I won’t go so far as to say that medical television shows make me sick, but I will say that I do not find them appealing. These programs, however, get one fact right: it is vitally important to stop blood loss. When a patient is rushed into the emergency room with a wound or internal bleeding due to an accident, the first priority is to stop the bleeding. This is a medical fact within a spiritual context. Our bodies are created by God with a blood supply that makes body functions possible. It is a closed system, though, and a loss of blood, however small, is dangerous. Even a very slow loss of blood, over time, can be life-threatening.
God designed our physical bodies to require an intact and functioning circulatory system. He designed the Body of Christ—that group of believers we call the church—to require intact and functioning relationships. It is in relationship that we, as the body of Christ, are able to fulfill His purposes for us. In his letters, the Apostle Paul repeatedly reminds his readers (and us) that we are all members of one body. We are to care for one another because what happens to one of us affects all of us. If one of our members is injured, he or she will not be able to fully participate in relationship as God intends. It is our love for one another that will manifest Christ to our unbelieving neighbors. Relationship is the life-blood of a healthy and fruitful body of Christ.
As we desire the Lord to do His glorious work in us and among us, it is essential that we tend to any blood loss. Blood loss metaphorically occurs when one of us experiences spiritual and/or emotional wounds that are left unbound or when critical needs are left unmet. It happens every time there is unresolved conflict, hurt feelings that create resentment, estrangement rather than reconciliation, gossip instead of gracious and honest confrontation, excuses rather than confession and repentance.

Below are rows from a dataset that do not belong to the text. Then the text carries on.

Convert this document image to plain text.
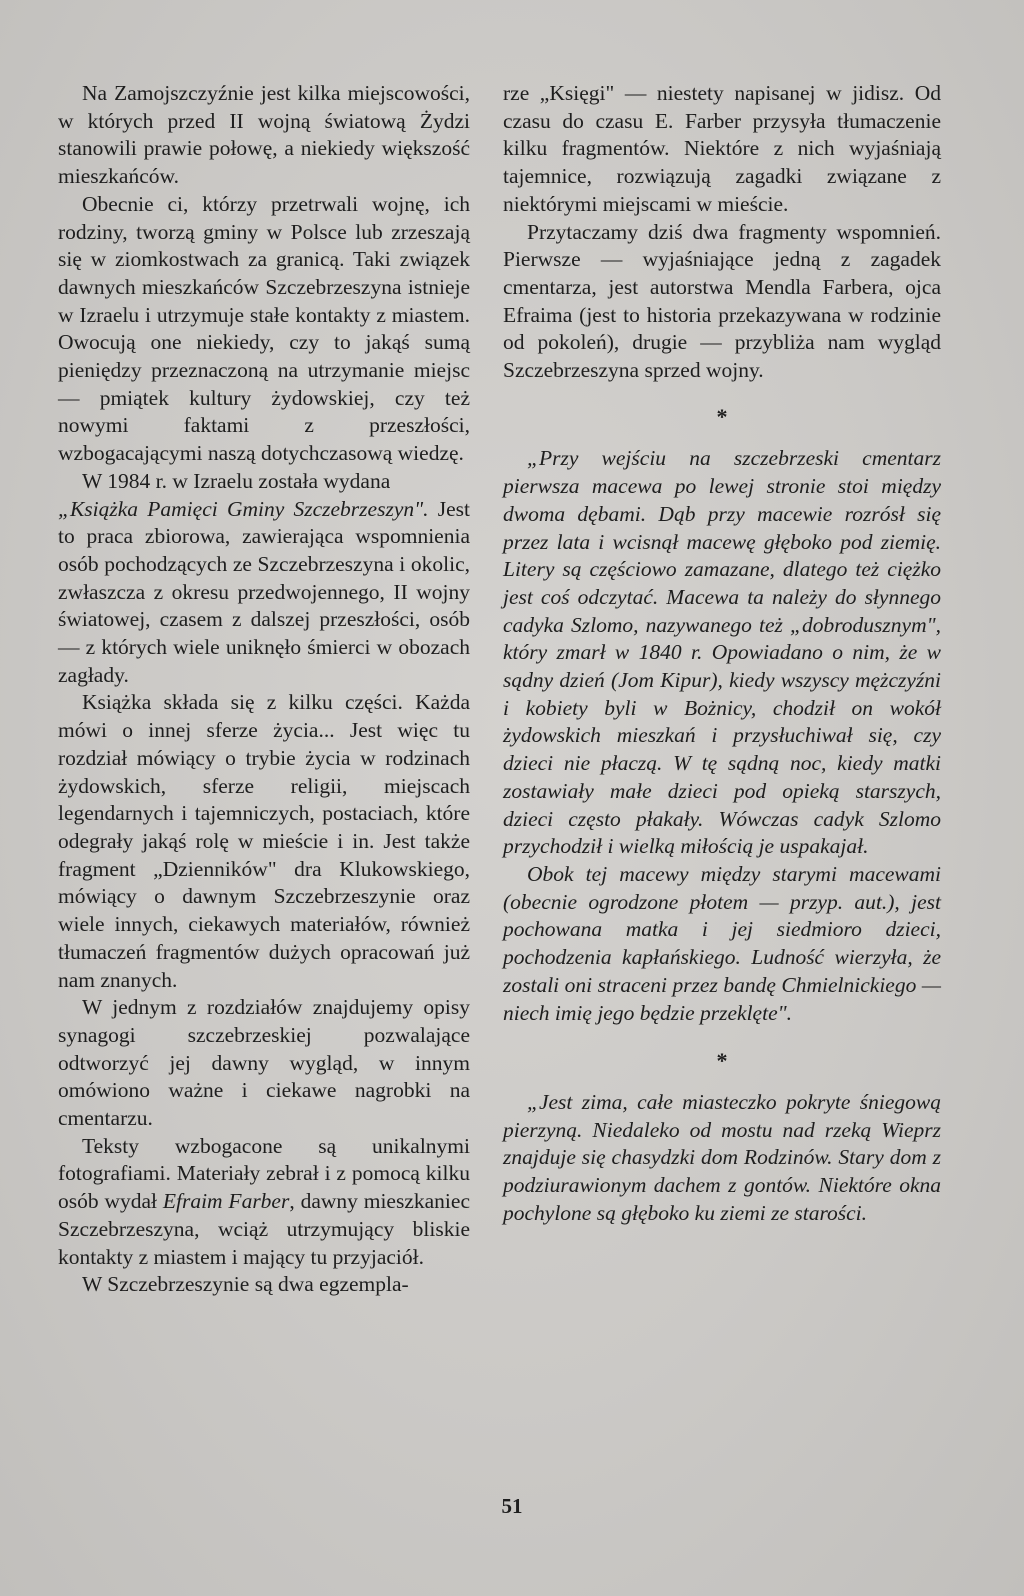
Na Zamojszczyźnie jest kilka miejscowości, w których przed II wojną światową Żydzi stanowili prawie połowę, a niekiedy większość mieszkańców.

Obecnie ci, którzy przetrwali wojnę, ich rodziny, tworzą gminy w Polsce lub zrzeszają się w ziomkostwach za granicą. Taki związek dawnych mieszkańców Szczebrzeszyna istnieje w Izraelu i utrzymuje stałe kontakty z miastem. Owocują one niekiedy, czy to jakąś sumą pieniędzy przeznaczoną na utrzymanie miejsc — pmiątek kultury żydowskiej, czy też nowymi faktami z przeszłości, wzbogacającymi naszą dotychczasową wiedzę.

W 1984 r. w Izraelu została wydana

„Książka Pamięci Gminy Szczebrzeszyn". Jest to praca zbiorowa, zawierająca wspomnienia osób pochodzących ze Szczebrzeszyna i okolic, zwłaszcza z okresu przedwojennego, II wojny światowej, czasem z dalszej przeszłości, osób — z których wiele uniknęło śmierci w obozach zagłady.

Książka składa się z kilku części. Każda mówi o innej sferze życia... Jest więc tu rozdział mówiący o trybie życia w rodzinach żydowskich, sferze religii, miejscach legendarnych i tajemniczych, postaciach, które odegrały jakąś rolę w mieście i in. Jest także fragment „Dzienników" dra Klukowskiego, mówiący o dawnym Szczebrzeszynie oraz wiele innych, ciekawych materiałów, również tłumaczeń fragmentów dużych opracowań już nam znanych.

W jednym z rozdziałów znajdujemy opisy synagogi szczebrzeskiej pozwalające odtworzyć jej dawny wygląd, w innym omówiono ważne i ciekawe nagrobki na cmentarzu.

Teksty wzbogacone są unikalnymi fotografiami. Materiały zebrał i z pomocą kilku osób wydał Efraim Farber, dawny mieszkaniec Szczebrzeszyna, wciąż utrzymujący bliskie kontakty z miastem i mający tu przyjaciół.

W Szczebrzeszynie są dwa egzempla-

rze „Księgi" — niestety napisanej w jidisz. Od czasu do czasu E. Farber przysyła tłumaczenie kilku fragmentów. Niektóre z nich wyjaśniają tajemnice, rozwiązują zagadki związane z niektórymi miejscami w mieście.

Przytaczamy dziś dwa fragmenty wspomnień. Pierwsze — wyjaśniające jedną z zagadek cmentarza, jest autorstwa Mendla Farbera, ojca Efraima (jest to historia przekazywana w rodzinie od pokoleń), drugie — przybliża nam wygląd Szczebrzeszyna sprzed wojny.

*

„Przy wejściu na szczebrzeski cmentarz pierwsza macewa po lewej stronie stoi między dwoma dębami. Dąb przy macewie rozrósł się przez lata i wcisnął macewę głęboko pod ziemię. Litery są częściowo zamazane, dlatego też ciężko jest coś odczytać. Macewa ta należy do słynnego cadyka Szlomo, nazywanego też „dobrodusznym", który zmarł w 1840 r. Opowiadano o nim, że w sądny dzień (Jom Kipur), kiedy wszyscy mężczyźni i kobiety byli w Bożnicy, chodził on wokół żydowskich mieszkań i przysłuchiwał się, czy dzieci nie płaczą. W tę sądną noc, kiedy matki zostawiały małe dzieci pod opieką starszych, dzieci często płakały. Wówczas cadyk Szlomo przychodził i wielką miłością je uspakajał.

Obok tej macewy między starymi macewami (obecnie ogrodzone płotem — przyp. aut.), jest pochowana matka i jej siedmioro dzieci, pochodzenia kapłańskiego. Ludność wierzyła, że zostali oni straceni przez bandę Chmielnickiego — niech imię jego będzie przeklęte".

*

„Jest zima, całe miasteczko pokryte śniegową pierzyną. Niedaleko od mostu nad rzeką Wieprz znajduje się chasydzki dom Rodzinów. Stary dom z podziurawionym dachem z gontów. Niektóre okna pochylone są głęboko ku ziemi ze starości.

51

It is exciting to see what the Lord is doing in His local bodies and to consider our role in His kingdom’s work. In order to be fully prepared for this, each of us must share the responsibility to keep our church body strong. Just as it takes an eye or a nerve to recognize a physical injury, I may recognize one need while you recognize another. One brother may be equipped and called to minister to one need while a sister may be equipped and called to help mend an area of brokenness. In our relationships, it is up to us to take responsibility for our own sin and selfishness and respond to the sin and selfishness of others with truth and grace. Confession and repentance, forgiveness, and loving confrontation are all powerful tools that God has provided so that we may stem relational blood loss.
Just like dealing with real blood loss can be intimidating and messy, facing the metaphorical blood loss of broken relationship can be distasteful. The alternative, though, is bleeding to death. I, for one, would prefer vibrant body health, and I encourage us all to join together in seeking to build Godly relationships with our brothers and sisters in the body of Christ, relationships that reflect the intimacy enjoyed by the members of our Triune God.